Objective: Deep brain stimulation (DBS) and whether it alters patient personality is a much-debated topic within academic literature, yet rarely explored with those directly involved. This study qualitatively examined how DBS for treatment-resistant depression impacts patient personality, self-concept, and relationships from the perspectives of both patients and caregivers.
Methods: A prospective qualitative design was used. Eleven participants were included (six patients, five caregivers). Patients were enrolled in a clinical trial of DBS of the bed nucleus of the stria terminalis. Semi-structured interviews were conducted with participants before DBS-implantation and 9-months after stimulation-initiation. The 21 interviews were thematically analysed.
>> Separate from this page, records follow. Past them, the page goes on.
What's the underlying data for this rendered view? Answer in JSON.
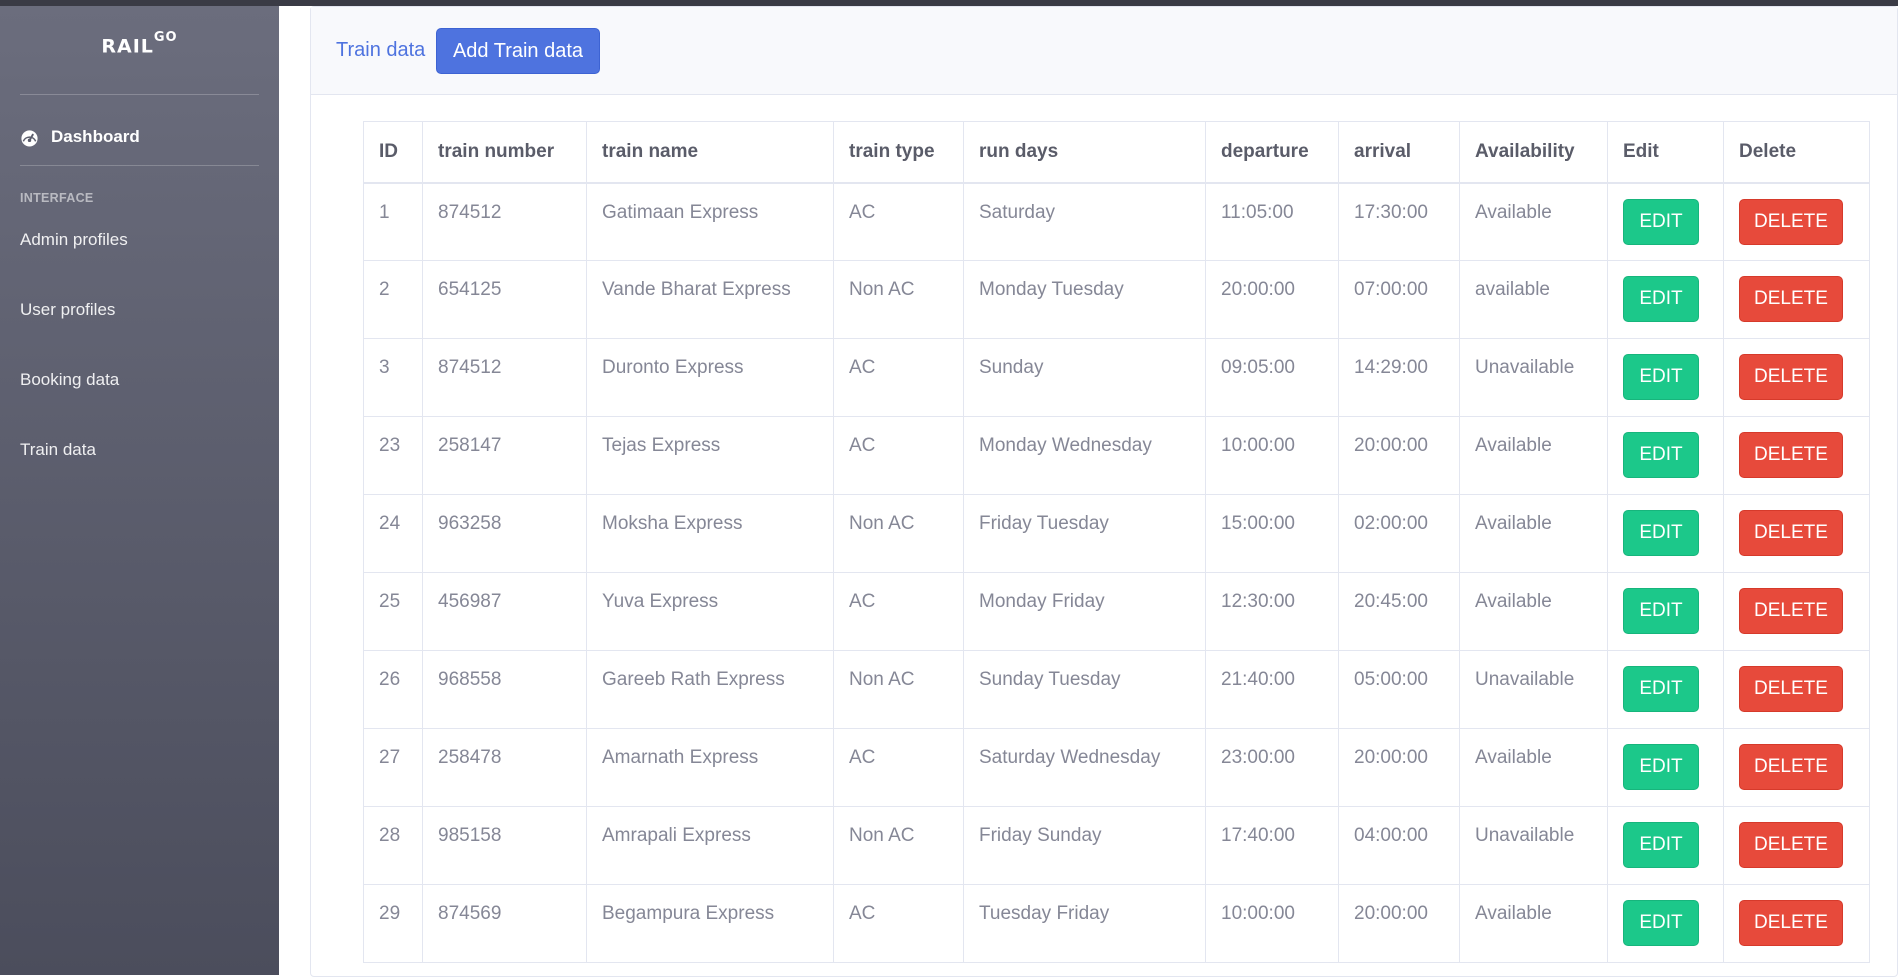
{
  "brand": {
    "name": "RAIL",
    "superscript": "GO"
  },
  "sidebar": {
    "dashboard_label": "Dashboard",
    "section_label": "INTERFACE",
    "items": [
      {
        "label": "Admin profiles"
      },
      {
        "label": "User profiles"
      },
      {
        "label": "Booking data"
      },
      {
        "label": "Train data"
      }
    ]
  },
  "header": {
    "title": "Train data",
    "add_button_label": "Add Train data"
  },
  "table": {
    "columns": [
      "ID",
      "train number",
      "train name",
      "train type",
      "run days",
      "departure",
      "arrival",
      "Availability",
      "Edit",
      "Delete"
    ],
    "edit_label": "EDIT",
    "delete_label": "DELETE",
    "rows": [
      {
        "id": "1",
        "number": "874512",
        "name": "Gatimaan Express",
        "type": "AC",
        "days": "Saturday",
        "departure": "11:05:00",
        "arrival": "17:30:00",
        "availability": "Available"
      },
      {
        "id": "2",
        "number": "654125",
        "name": "Vande Bharat Express",
        "type": "Non AC",
        "days": "Monday Tuesday",
        "departure": "20:00:00",
        "arrival": "07:00:00",
        "availability": "available"
      },
      {
        "id": "3",
        "number": "874512",
        "name": "Duronto Express",
        "type": "AC",
        "days": "Sunday",
        "departure": "09:05:00",
        "arrival": "14:29:00",
        "availability": "Unavailable"
      },
      {
        "id": "23",
        "number": "258147",
        "name": "Tejas Express",
        "type": "AC",
        "days": "Monday Wednesday",
        "departure": "10:00:00",
        "arrival": "20:00:00",
        "availability": "Available"
      },
      {
        "id": "24",
        "number": "963258",
        "name": "Moksha Express",
        "type": "Non AC",
        "days": "Friday Tuesday",
        "departure": "15:00:00",
        "arrival": "02:00:00",
        "availability": "Available"
      },
      {
        "id": "25",
        "number": "456987",
        "name": "Yuva Express",
        "type": "AC",
        "days": "Monday Friday",
        "departure": "12:30:00",
        "arrival": "20:45:00",
        "availability": "Available"
      },
      {
        "id": "26",
        "number": "968558",
        "name": "Gareeb Rath Express",
        "type": "Non AC",
        "days": "Sunday Tuesday",
        "departure": "21:40:00",
        "arrival": "05:00:00",
        "availability": "Unavailable"
      },
      {
        "id": "27",
        "number": "258478",
        "name": "Amarnath Express",
        "type": "AC",
        "days": "Saturday Wednesday",
        "departure": "23:00:00",
        "arrival": "20:00:00",
        "availability": "Available"
      },
      {
        "id": "28",
        "number": "985158",
        "name": "Amrapali Express",
        "type": "Non AC",
        "days": "Friday Sunday",
        "departure": "17:40:00",
        "arrival": "04:00:00",
        "availability": "Unavailable"
      },
      {
        "id": "29",
        "number": "874569",
        "name": "Begampura Express",
        "type": "AC",
        "days": "Tuesday Friday",
        "departure": "10:00:00",
        "arrival": "20:00:00",
        "availability": "Available"
      }
    ]
  },
  "colors": {
    "primary": "#4e73df",
    "success": "#1cc88a",
    "danger": "#e74a3b",
    "sidebar_top": "#6b6d7d",
    "sidebar_bottom": "#4b4d5c"
  },
  "icons": {
    "dashboard": "tachometer-icon"
  }
}
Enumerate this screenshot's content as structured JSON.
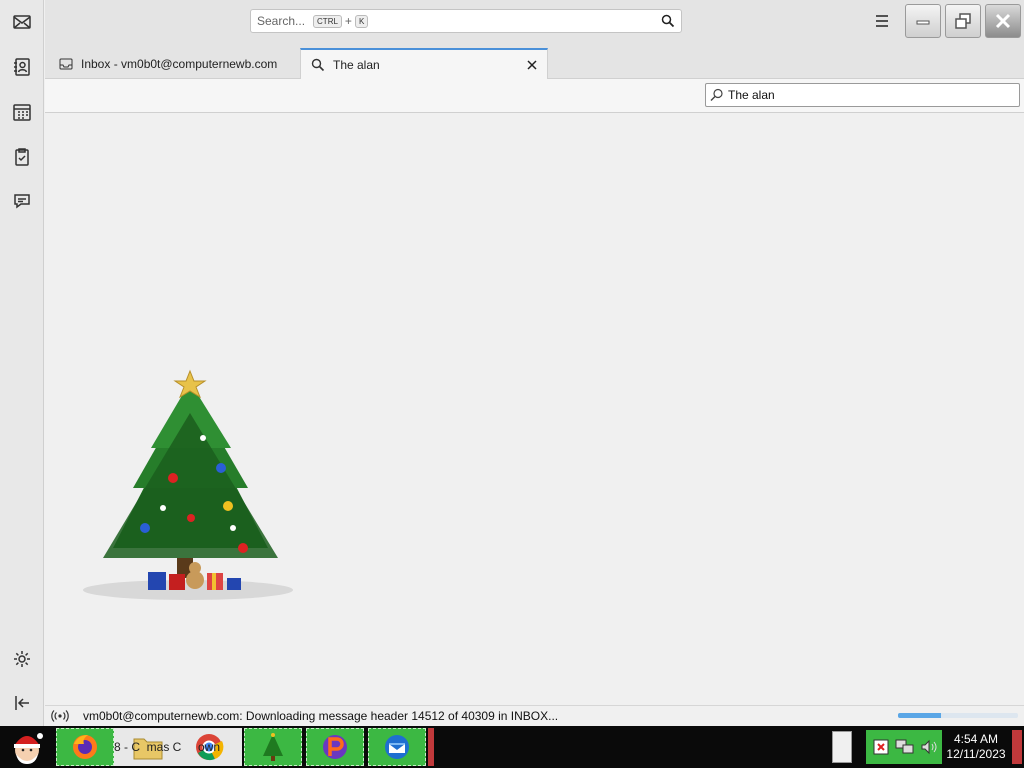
{
  "spaces": {
    "items": [
      "mail-icon",
      "address-book-icon",
      "calendar-icon",
      "tasks-icon",
      "chat-icon"
    ],
    "bottom": [
      "settings-icon",
      "collapse-icon"
    ]
  },
  "titlebar": {
    "search_placeholder": "Search...",
    "shortcut_key1": "CTRL",
    "shortcut_plus": "+",
    "shortcut_key2": "K"
  },
  "tabs": [
    {
      "label": "Inbox - vm0b0t@computernewb.com",
      "icon": "inbox-icon",
      "active": false
    },
    {
      "label": "The alan",
      "icon": "search-icon",
      "active": true
    }
  ],
  "quick_filter": {
    "value": "The alan"
  },
  "status": {
    "text": "vm0b0t@computernewb.com: Downloading message header 14512 of 40309 in INBOX...",
    "progress": 0.36
  },
  "taskbar": {
    "label_fragment": "8 - C  mas C     own",
    "time": "4:54 AM",
    "date": "12/11/2023"
  },
  "colors": {
    "accent": "#4a90d9",
    "taskbar_green": "#3cb843",
    "taskbar_bg": "#0a0a0a"
  }
}
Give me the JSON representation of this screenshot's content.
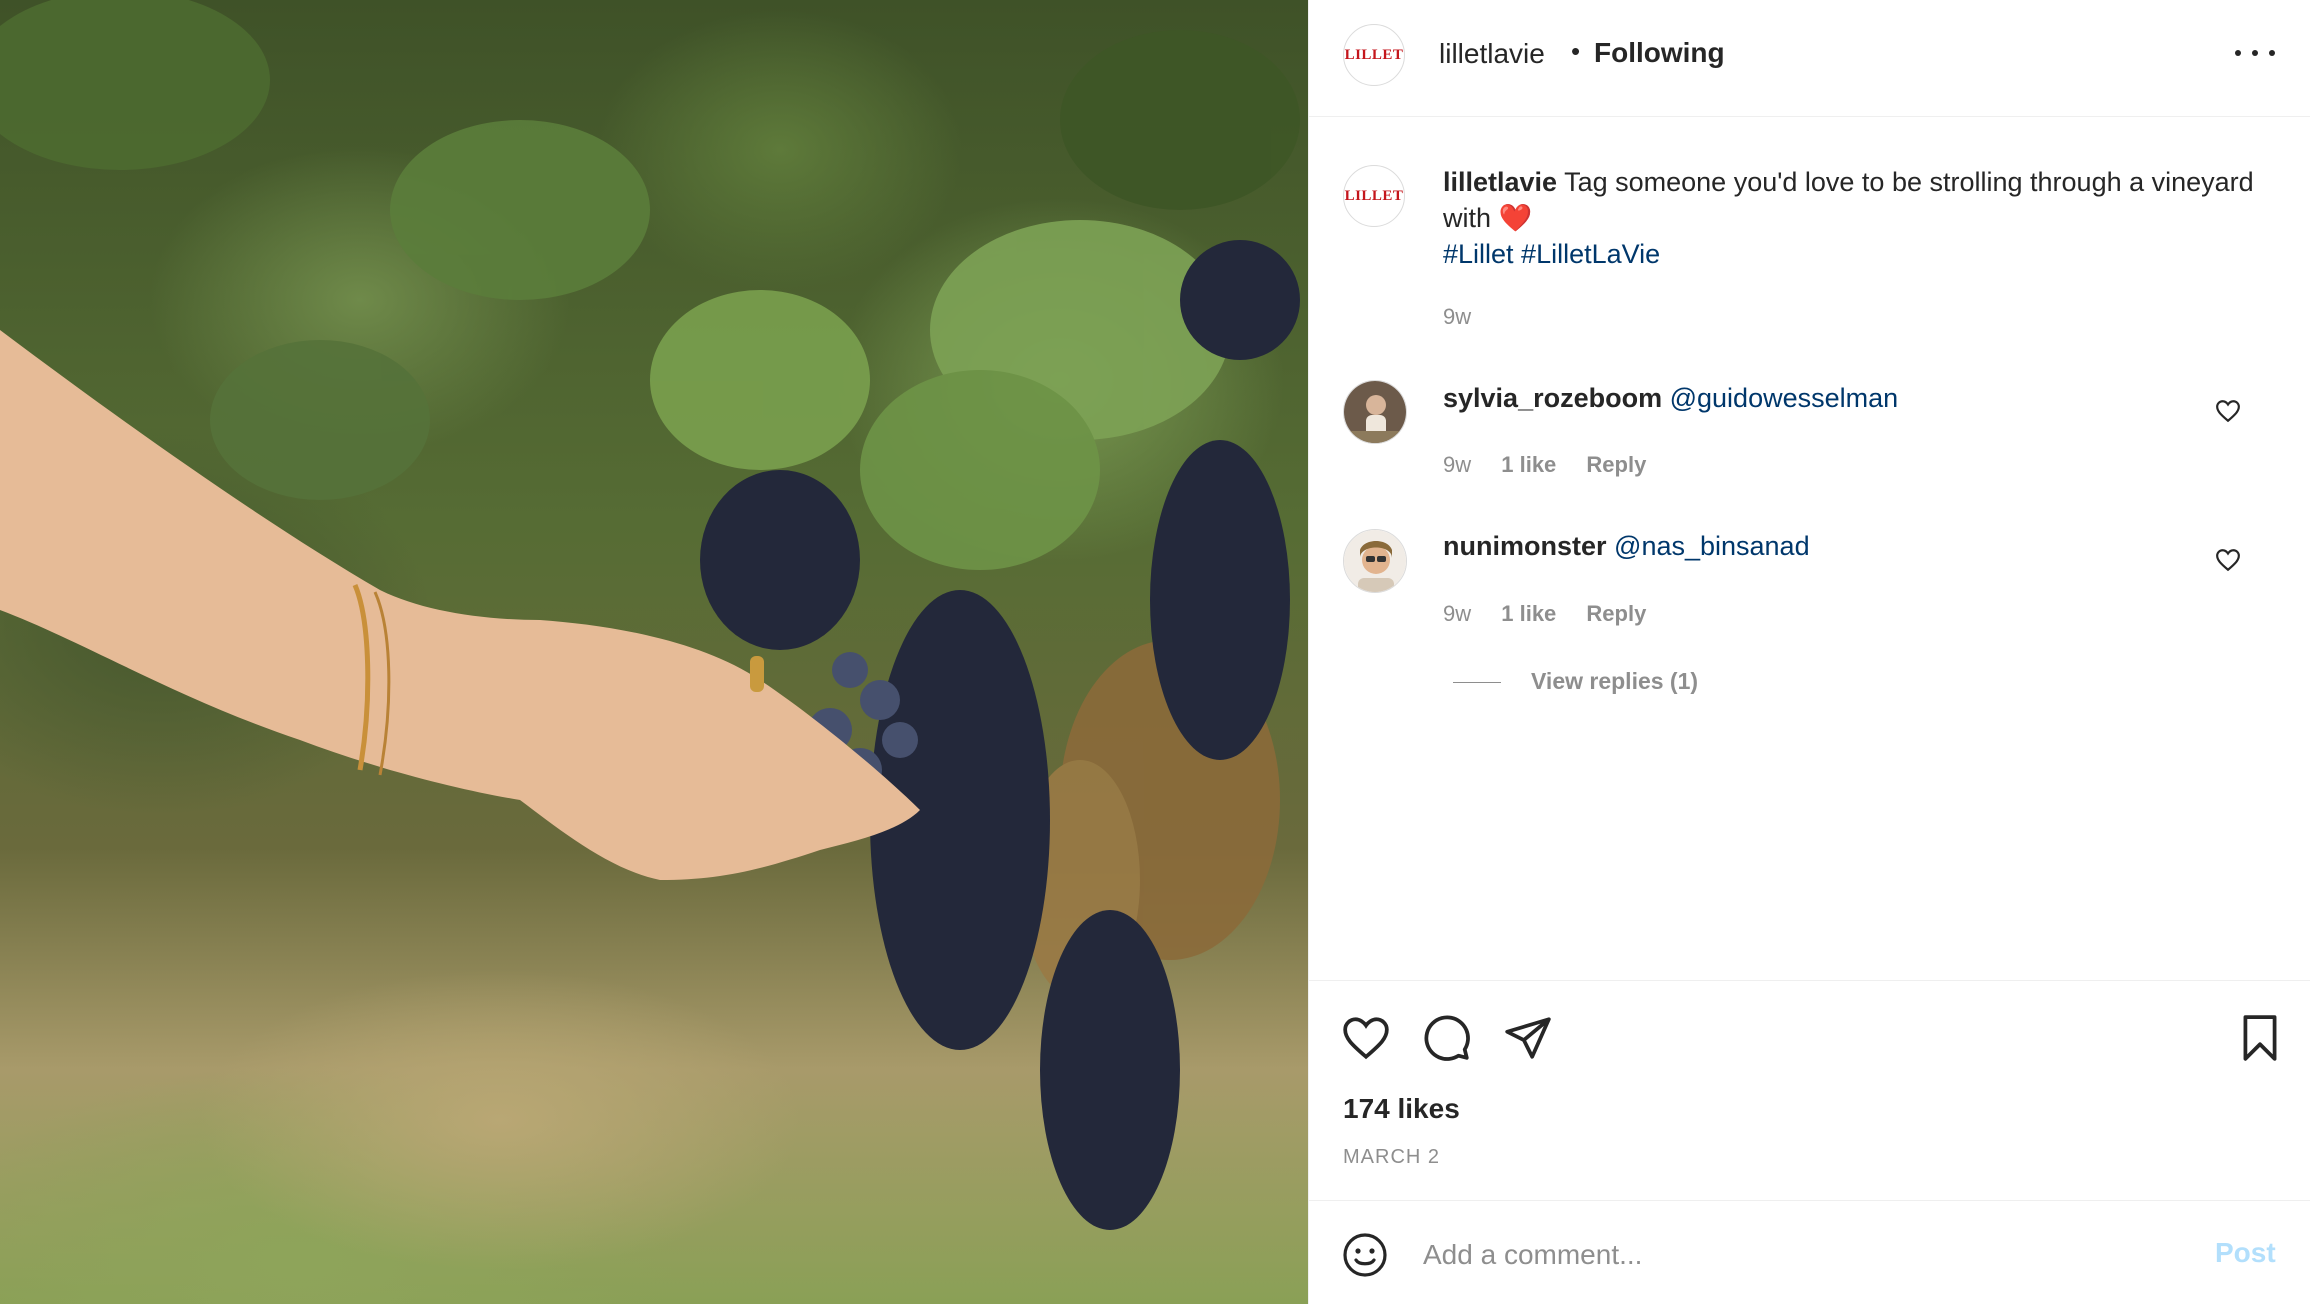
{
  "post": {
    "image_alt": "Hand holding a cluster of dark grapes in a vineyard",
    "account": {
      "username": "lilletlavie",
      "follow_status": "Following",
      "logo_text": "LILLET"
    },
    "caption": {
      "username": "lilletlavie",
      "text": " Tag someone you'd love to be strolling through a vineyard with ",
      "emoji": "❤️",
      "hashtags": "#Lillet #LilletLaVie",
      "time": "9w"
    },
    "comments": [
      {
        "username": "sylvia_rozeboom",
        "mention": "@guidowesselman",
        "time": "9w",
        "likes": "1 like",
        "reply": "Reply"
      },
      {
        "username": "nunimonster",
        "mention": "@nas_binsanad",
        "time": "9w",
        "likes": "1 like",
        "reply": "Reply"
      }
    ],
    "view_replies": "View replies (1)",
    "likes": "174 likes",
    "date": "MARCH 2",
    "composer": {
      "placeholder": "Add a comment...",
      "post_label": "Post"
    }
  },
  "colors": {
    "link": "#00376b",
    "muted": "#8e8e8e",
    "post_disabled": "#b2dffc",
    "brand": "#c4161c"
  }
}
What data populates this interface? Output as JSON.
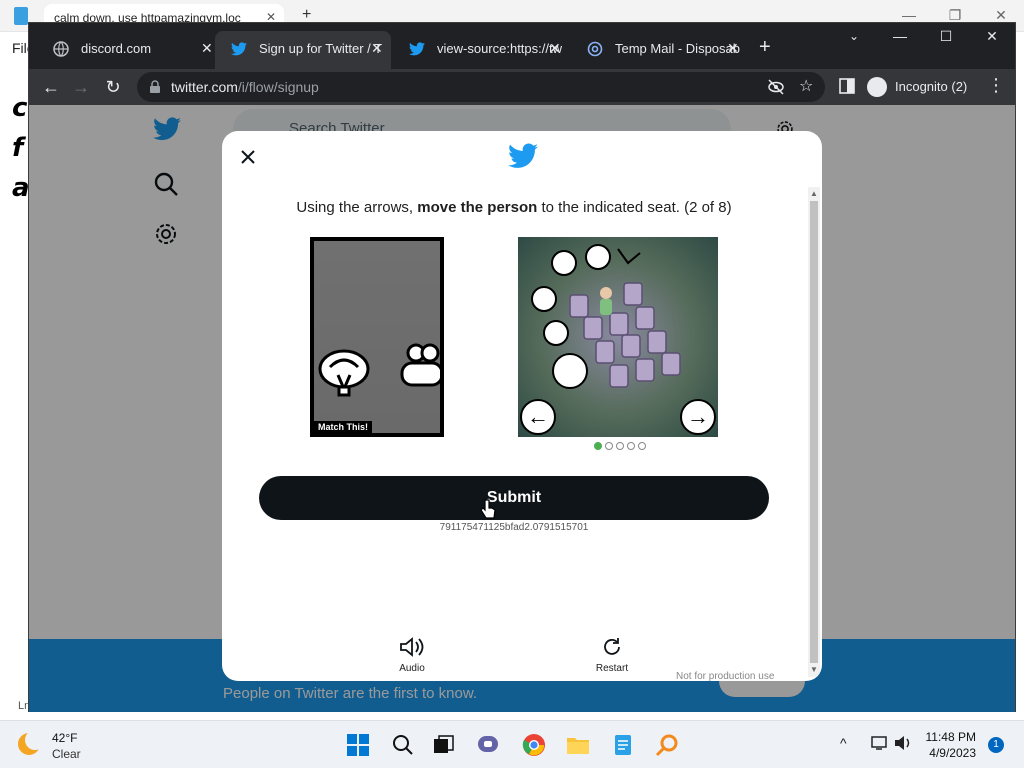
{
  "notepad": {
    "tab_title": "calm down. use httpamazingym.loc",
    "menu": "File",
    "text_lines": [
      "c",
      "f",
      "a"
    ],
    "status": "Ln"
  },
  "browser": {
    "tabs": [
      {
        "title": "discord.com",
        "icon": "discord-icon"
      },
      {
        "title": "Sign up for Twitter / T",
        "icon": "twitter-icon",
        "active": true
      },
      {
        "title": "view-source:https://tw",
        "icon": "twitter-icon"
      },
      {
        "title": "Temp Mail - Disposab",
        "icon": "at-icon"
      }
    ],
    "url_host": "twitter.com",
    "url_path": "/i/flow/signup",
    "profile_label": "Incognito (2)"
  },
  "twitter_page": {
    "search_placeholder": "Search Twitter",
    "bottom_text": "People on Twitter are the first to know."
  },
  "captcha": {
    "instruction_prefix": "Using the arrows, ",
    "instruction_bold": "move the person",
    "instruction_suffix": " to the indicated seat. (2 of 8)",
    "match_label": "Match This!",
    "submit_label": "Submit",
    "session_code": "791175471125bfad2.0791515701",
    "audio_label": "Audio",
    "restart_label": "Restart",
    "footer_note": "Not for production use",
    "progress": {
      "current": 1,
      "total": 5
    }
  },
  "taskbar": {
    "temperature": "42°F",
    "condition": "Clear",
    "time": "11:48 PM",
    "date": "4/9/2023",
    "notification_count": "1"
  },
  "colors": {
    "twitter_blue": "#1d9bf0",
    "chrome_dark": "#202124",
    "submit_black": "#0f1419"
  }
}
Results: Three primary themes were identified: (a) impact of mental illness and treatment on self-concept; (b) device acceptability and usability, and (c) relationships and connection. Severe refractory depression had profoundly impacted who patients were, how they viewed themselves, and the quality and functioning of their relationships. Patients who benefited from DBS felt reconnected with their premorbid self, yet still far from their ideal self. While reductions in depression were broadly beneficial for relationships, the process of adjusting relationship dynamics created new challenges. All patients reported recharging difficulties and challenges adapting to the device.
Conclusions: Therapeutic response to DBS is a gradual and complex process that involves an evolving self-concept, adjusting relationship dynamics, and growing connection between body and device. This is the first study to provide in-depth insight into the lived experience of DBS for treatment-resistant depression. Patient and caregiver narrative accounts should be routinely collected to guide more person-centred DBS clinical interventions.